In the current study, the team found that the risk of developing Alzheimer’s disease with a high level of DHA in the blood (6.1%) was 49% lower compared to a lower level (3.8%). ). In addition, the authors estimated that an increase in red blood cell DHA from the first to fifth trimesters of the study provided approximately 4.7 additional years of life free of Alzheimer’s disease. This last conclusion confirms that of 2021.
Omega-3 against genetic risk factors
As a result, the authors established a definitive link between a genetic factor, DHA, and the risk of Alzheimer’s disease. It is important to specify first of all that the vast majority of cases of Alzheimer’s disease correspond to patients for whom there is a multifactorial determinism, even among the early forms. The genetic part of this determinism is important and is represented by different risk factors. The first and foremost of these factors is allele 4 of the APOE gene (APOE4), which encodes apolipoprotein E, which helps transport cholesterol in the blood.
The APOE gene exists in three “forms” called alleles E2, E3 (the most common), and E4. While carriers of the E2 allele have a lower risk of developing Alzheimer’s disease, carriers of at least one E4 allele have a higher risk. The importance of this factor is therefore greater, both due to the strength of the associated risk and its high frequency. In fact, nearly 10% of carriers of one APOE4 allele who have reached the age of 75 develop the disease, compared with 33% of homozygous carriers—carrying the same allele twice—APOE4/E4 for the same age. At the age of 85 years, these figures increase to almost 30% and 70%, respectively, for heterozygotes, carriers of two different alleles, APOE3/E4, and for homozygotes APOE4/E4. In the general Caucasian population older than 54 years, the proportion of carriers of an APOE4 allele is 24% and APOE4/E4 homozygotes is 2%. The importance of this genetic risk factor for affected individuals, but also for the general population, justifies research programs in therapeutic prevention.
As a result, the researchers noticed that a greater DHA intake can reduce the risk of developing Alzheimer’s disease, particularly in people carrying the APOE4 allele, suggesting that they can benefit more than higher levels of DH than non -carriers.

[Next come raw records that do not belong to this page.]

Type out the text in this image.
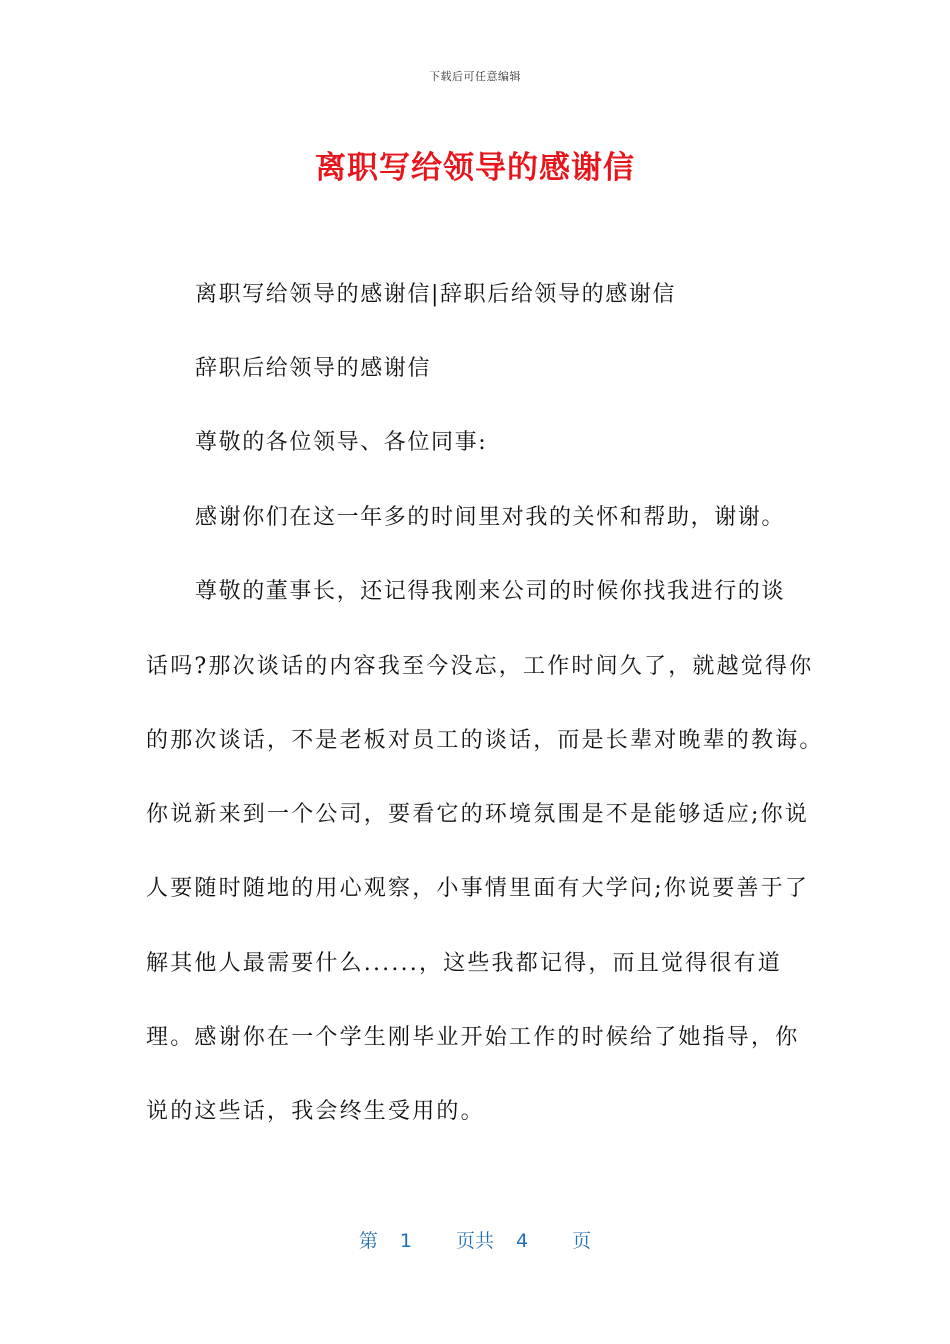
下载后可任意编辑
离职写给领导的感谢信
离职写给领导的感谢信|辞职后给领导的感谢信
辞职后给领导的感谢信
尊敬的各位领导、各位同事:
感谢你们在这一年多的时间里对我的关怀和帮助，谢谢。
尊敬的董事长，还记得我刚来公司的时候你找我进行的谈
话吗?那次谈话的内容我至今没忘，工作时间久了，就越觉得你
的那次谈话，不是老板对员工的谈话，而是长辈对晚辈的教诲。
你说新来到一个公司，要看它的环境氛围是不是能够适应;你说
人要随时随地的用心观察，小事情里面有大学问;你说要善于了
解其他人最需要什么......，这些我都记得，而且觉得很有道
理。感谢你在一个学生刚毕业开始工作的时候给了她指导，你
说的这些话，我会终生受用的。
第 1 页共 4 页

This discovery, which is consistent with a growing experimental research base, changes the perspective of public health and prevention, as well as health care costs. The authors conclude in the study: Since the estimated health spending in 2021 for all patients with Alzheimer’s disease or other forms of dementia is 355 billion dollars in the United States (not including care provided by family members and other unpaid caregivers), any profitable strategy to delay the onset of Alzheimer’s disease is of great interest to public health “. They add: “ Delaying Alzheimer’s disease by 5 years leads to an additional 2.7 years of life and an additional 4.8 years without Alzheimer’s disease, knowing that an individual who would have contracted Alzheimer’s disease costs more than $500,000 in care “.